Why is it that the AFC is/has been the designated home side in odd-numbered seasons and even-numbered Super Bowls, and the NFC vice-versa? What I mean is, for example, the 1979 and '81 seasons had Pittsburgh and Cincinnati of the AFC as the home sides in Nos. 14 and 16, and the 1980 and '82 seasons had Philly and Washington of the NFC as the home sides in Nos. 15 and 17.

Are you asking why the strictly alternate AFC/NFC, rather than some other method?

My speculation: In football, if the game is played at a neutral site (as the Super Bowl is), then the “home team” designation is pretty much meaningless. It affects (as far as I know) the following things:[ol]
[li]The “home” team gets to choose whether to wear white or dark jerseys (the “visiting” team must then wear the opposite); and[/li][li]The “visiting” team gets to call the pre-game coin toss.[/li][/ol]Neither of those things provides any competitive advantage or disadvantage to either team. If the playing venue is truly neutral (which they try to do, but since the site is chosen years in advance they can’t be certain that it won’t geographically favor one participant over the other), then the home/visitor distinction in football becomes purely cosmetic. As a consequence there’s no real incentive to do anything more complicated than just alternate years.

This is in stark contrast to, say, baseball or hockey:[ul]
[li]In baseball, somebody (the designated visitor) has to bat first, and this affects strategy.[/li][li]In hockey, I believe substitutions during stoppages are structured such that the home team gets to make theirs last - potentially an advantage.[/li][/ul]Both of those examples are things that benefit one team over the other, with no real way to “turn them off” if one desires a neutral environment - unlike football.

Do you have a different scheme in mind for naming the nominal “home” team in Super Bowls?

I believe the “home” team gets to use the stadium’s home locker room, which is usually a bit nicer than the visitors’. It’s not much, but it is something of an advantage, maybe.

The reason for not changing it to something else could also be as simple as “tradition”; the first four Super Bowls were the only games (other than pre-season) where an NFL team played an AFL team, so you couldn’t really go by “best record” or “better league’s record in head-to-head games” or “whoever won the Pro Bowl” (especially as the Pro Bowl was NFC West against NFC East, and the AFL had its own all-star game).
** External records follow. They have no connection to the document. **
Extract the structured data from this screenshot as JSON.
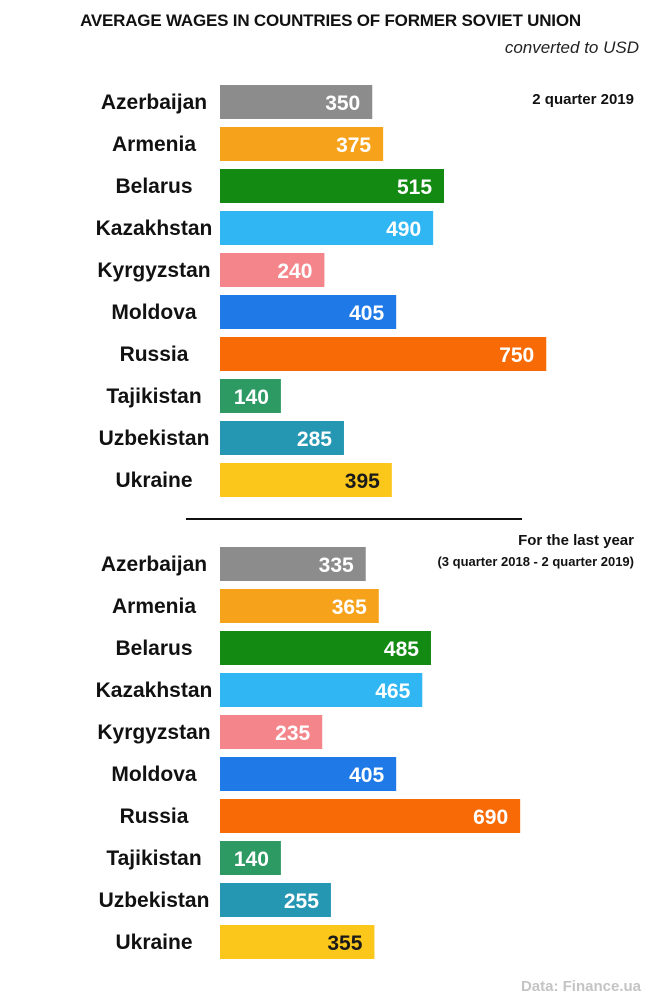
{
  "title": "AVERAGE WAGES IN COUNTRIES OF FORMER SOVIET UNION",
  "subtitle": "converted to USD",
  "source": "Data: Finance.ua",
  "colors": {
    "Azerbaijan": "#8c8c8c",
    "Armenia": "#f7a21b",
    "Belarus": "#138a12",
    "Kazakhstan": "#2fb6f3",
    "Kyrgyzstan": "#f4868b",
    "Moldova": "#1f7ae8",
    "Russia": "#f86a05",
    "Tajikistan": "#2e9a63",
    "Uzbekistan": "#2597b3",
    "Ukraine": "#fbc71b"
  },
  "chart_data": [
    {
      "type": "bar",
      "orientation": "horizontal",
      "title": "2 quarter 2019",
      "subtitle": "",
      "categories": [
        "Azerbaijan",
        "Armenia",
        "Belarus",
        "Kazakhstan",
        "Kyrgyzstan",
        "Moldova",
        "Russia",
        "Tajikistan",
        "Uzbekistan",
        "Ukraine"
      ],
      "values": [
        350,
        375,
        515,
        490,
        240,
        405,
        750,
        140,
        285,
        395
      ],
      "unit": "USD",
      "grid": false,
      "legend": "none"
    },
    {
      "type": "bar",
      "orientation": "horizontal",
      "title": "For the last year",
      "subtitle": "(3 quarter 2018 - 2 quarter 2019)",
      "categories": [
        "Azerbaijan",
        "Armenia",
        "Belarus",
        "Kazakhstan",
        "Kyrgyzstan",
        "Moldova",
        "Russia",
        "Tajikistan",
        "Uzbekistan",
        "Ukraine"
      ],
      "values": [
        335,
        365,
        485,
        465,
        235,
        405,
        690,
        140,
        255,
        355
      ],
      "unit": "USD",
      "grid": false,
      "legend": "none"
    }
  ]
}
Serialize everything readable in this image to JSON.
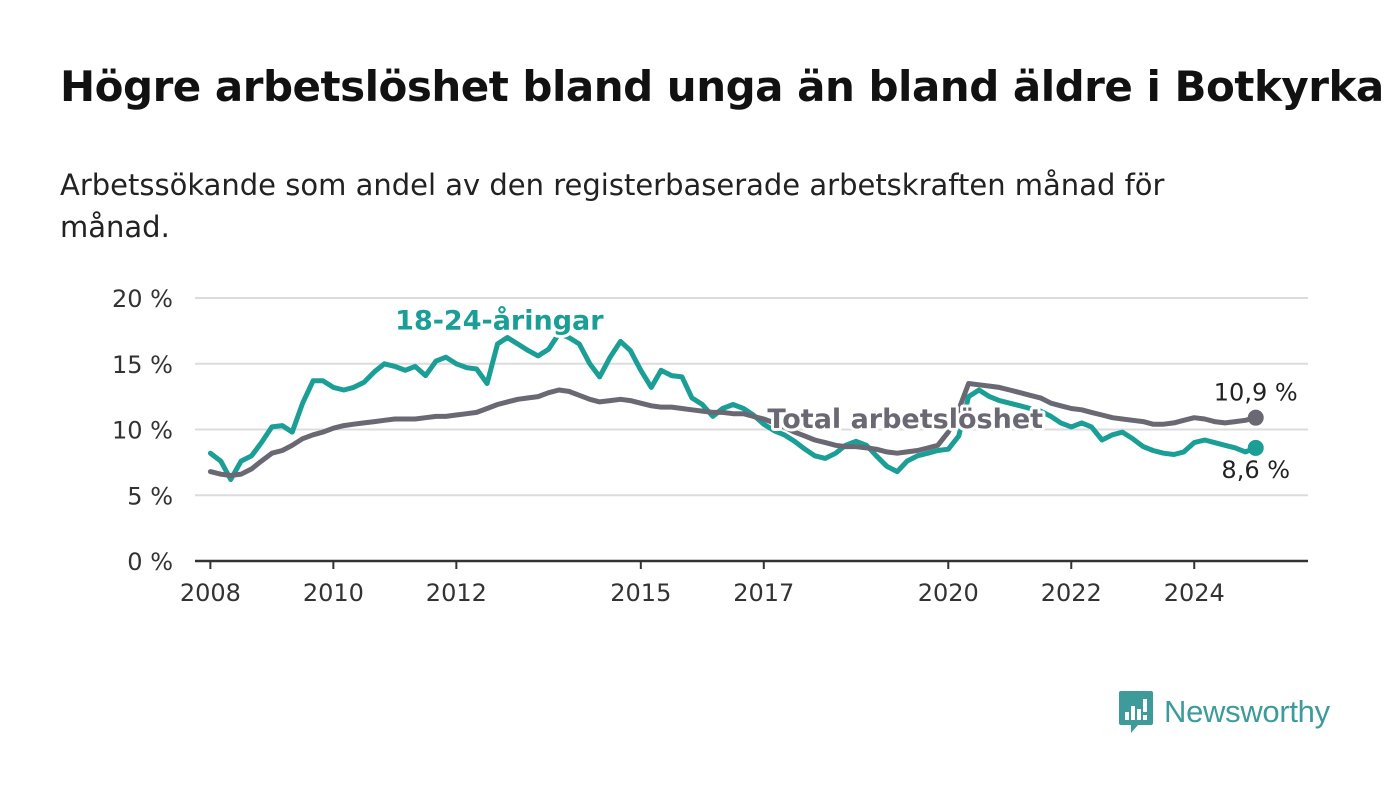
{
  "title": "Högre arbetslöshet bland unga än bland äldre i Botkyrka",
  "subtitle": "Arbetssökande som andel av den registerbaserade arbetskraften månad för månad.",
  "brand": {
    "name": "Newsworthy",
    "icon": "bar-chart-speech-bubble-icon",
    "color": "#3d9c99"
  },
  "chart_data": {
    "type": "line",
    "title": "",
    "xlabel": "",
    "ylabel": "",
    "ylim": [
      0,
      20
    ],
    "xlim": [
      2007.75,
      2025.85
    ],
    "y_ticks": [
      0,
      5,
      10,
      15,
      20
    ],
    "y_tick_labels": [
      "0 %",
      "5 %",
      "10 %",
      "15 %",
      "20 %"
    ],
    "x_ticks": [
      2008,
      2010,
      2012,
      2015,
      2017,
      2020,
      2022,
      2024
    ],
    "x_tick_labels": [
      "2008",
      "2010",
      "2012",
      "2015",
      "2017",
      "2020",
      "2022",
      "2024"
    ],
    "grid": true,
    "series": [
      {
        "name": "18-24-åringar",
        "color": "#1a9e96",
        "end_label": "8,6 %",
        "x": [
          2008.0,
          2008.17,
          2008.33,
          2008.5,
          2008.67,
          2008.83,
          2009.0,
          2009.17,
          2009.33,
          2009.5,
          2009.67,
          2009.83,
          2010.0,
          2010.17,
          2010.33,
          2010.5,
          2010.67,
          2010.83,
          2011.0,
          2011.17,
          2011.33,
          2011.5,
          2011.67,
          2011.83,
          2012.0,
          2012.17,
          2012.33,
          2012.5,
          2012.67,
          2012.83,
          2013.0,
          2013.17,
          2013.33,
          2013.5,
          2013.67,
          2013.83,
          2014.0,
          2014.17,
          2014.33,
          2014.5,
          2014.67,
          2014.83,
          2015.0,
          2015.17,
          2015.33,
          2015.5,
          2015.67,
          2015.83,
          2016.0,
          2016.17,
          2016.33,
          2016.5,
          2016.67,
          2016.83,
          2017.0,
          2017.17,
          2017.33,
          2017.5,
          2017.67,
          2017.83,
          2018.0,
          2018.17,
          2018.33,
          2018.5,
          2018.67,
          2018.83,
          2019.0,
          2019.17,
          2019.33,
          2019.5,
          2019.67,
          2019.83,
          2020.0,
          2020.17,
          2020.33,
          2020.5,
          2020.67,
          2020.83,
          2021.0,
          2021.17,
          2021.33,
          2021.5,
          2021.67,
          2021.83,
          2022.0,
          2022.17,
          2022.33,
          2022.5,
          2022.67,
          2022.83,
          2023.0,
          2023.17,
          2023.33,
          2023.5,
          2023.67,
          2023.83,
          2024.0,
          2024.17,
          2024.33,
          2024.5,
          2024.67,
          2024.83,
          2025.0
        ],
        "values": [
          8.2,
          7.6,
          6.2,
          7.6,
          8.0,
          9.0,
          10.2,
          10.3,
          9.8,
          12.0,
          13.7,
          13.7,
          13.2,
          13.0,
          13.2,
          13.6,
          14.4,
          15.0,
          14.8,
          14.5,
          14.8,
          14.1,
          15.2,
          15.5,
          15.0,
          14.7,
          14.6,
          13.5,
          16.5,
          17.0,
          16.5,
          16.0,
          15.6,
          16.1,
          17.3,
          17.0,
          16.5,
          15.0,
          14.0,
          15.5,
          16.7,
          16.0,
          14.5,
          13.2,
          14.5,
          14.1,
          14.0,
          12.4,
          11.9,
          11.0,
          11.6,
          11.9,
          11.6,
          11.1,
          10.4,
          9.9,
          9.6,
          9.1,
          8.5,
          8.0,
          7.8,
          8.2,
          8.8,
          9.1,
          8.8,
          8.0,
          7.2,
          6.8,
          7.6,
          8.0,
          8.2,
          8.4,
          8.5,
          9.5,
          12.5,
          13.0,
          12.5,
          12.2,
          12.0,
          11.8,
          11.6,
          11.4,
          11.0,
          10.5,
          10.2,
          10.5,
          10.2,
          9.2,
          9.6,
          9.8,
          9.3,
          8.7,
          8.4,
          8.2,
          8.1,
          8.3,
          9.0,
          9.2,
          9.0,
          8.8,
          8.6,
          8.3,
          8.6
        ]
      },
      {
        "name": "Total arbetslöshet",
        "color": "#6a6872",
        "end_label": "10,9 %",
        "x": [
          2008.0,
          2008.17,
          2008.33,
          2008.5,
          2008.67,
          2008.83,
          2009.0,
          2009.17,
          2009.33,
          2009.5,
          2009.67,
          2009.83,
          2010.0,
          2010.17,
          2010.33,
          2010.5,
          2010.67,
          2010.83,
          2011.0,
          2011.17,
          2011.33,
          2011.5,
          2011.67,
          2011.83,
          2012.0,
          2012.17,
          2012.33,
          2012.5,
          2012.67,
          2012.83,
          2013.0,
          2013.17,
          2013.33,
          2013.5,
          2013.67,
          2013.83,
          2014.0,
          2014.17,
          2014.33,
          2014.5,
          2014.67,
          2014.83,
          2015.0,
          2015.17,
          2015.33,
          2015.5,
          2015.67,
          2015.83,
          2016.0,
          2016.17,
          2016.33,
          2016.5,
          2016.67,
          2016.83,
          2017.0,
          2017.17,
          2017.33,
          2017.5,
          2017.67,
          2017.83,
          2018.0,
          2018.17,
          2018.33,
          2018.5,
          2018.67,
          2018.83,
          2019.0,
          2019.17,
          2019.33,
          2019.5,
          2019.67,
          2019.83,
          2020.0,
          2020.17,
          2020.33,
          2020.5,
          2020.67,
          2020.83,
          2021.0,
          2021.17,
          2021.33,
          2021.5,
          2021.67,
          2021.83,
          2022.0,
          2022.17,
          2022.33,
          2022.5,
          2022.67,
          2022.83,
          2023.0,
          2023.17,
          2023.33,
          2023.5,
          2023.67,
          2023.83,
          2024.0,
          2024.17,
          2024.33,
          2024.5,
          2024.67,
          2024.83,
          2025.0
        ],
        "values": [
          6.8,
          6.6,
          6.5,
          6.6,
          7.0,
          7.6,
          8.2,
          8.4,
          8.8,
          9.3,
          9.6,
          9.8,
          10.1,
          10.3,
          10.4,
          10.5,
          10.6,
          10.7,
          10.8,
          10.8,
          10.8,
          10.9,
          11.0,
          11.0,
          11.1,
          11.2,
          11.3,
          11.6,
          11.9,
          12.1,
          12.3,
          12.4,
          12.5,
          12.8,
          13.0,
          12.9,
          12.6,
          12.3,
          12.1,
          12.2,
          12.3,
          12.2,
          12.0,
          11.8,
          11.7,
          11.7,
          11.6,
          11.5,
          11.4,
          11.3,
          11.3,
          11.2,
          11.2,
          11.0,
          10.8,
          10.5,
          10.2,
          9.8,
          9.5,
          9.2,
          9.0,
          8.8,
          8.7,
          8.7,
          8.6,
          8.5,
          8.3,
          8.2,
          8.3,
          8.4,
          8.6,
          8.8,
          9.8,
          11.5,
          13.5,
          13.4,
          13.3,
          13.2,
          13.0,
          12.8,
          12.6,
          12.4,
          12.0,
          11.8,
          11.6,
          11.5,
          11.3,
          11.1,
          10.9,
          10.8,
          10.7,
          10.6,
          10.4,
          10.4,
          10.5,
          10.7,
          10.9,
          10.8,
          10.6,
          10.5,
          10.6,
          10.7,
          10.9
        ]
      }
    ],
    "annotations": [
      {
        "text": "18-24-åringar",
        "series": 0,
        "x": 2012.7,
        "y": 17.6
      },
      {
        "text": "Total arbetslöshet",
        "series": 1,
        "x": 2019.3,
        "y": 10.1
      }
    ]
  }
}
Even after the merger, it took a few years for the “better record is the home team in playoff games” system to develop; IIRC, the season Miami went undefeated, they had a playoff game at Pittsburgh.

Remember, home field advantage in the World Series alternated between the leagues for about 100 years (another throwback to a time when there were no regular season games between teams of different leagues), before they decided to make the all-star game mean something by linking World Series home field advantage to it. (Personally, I think they should go with whichever league has the better overall record in games between teams of different leagues, with the all-star game as a tiebreaker.)

I think personally that this response best encapsulates what I was looking for. Kudos!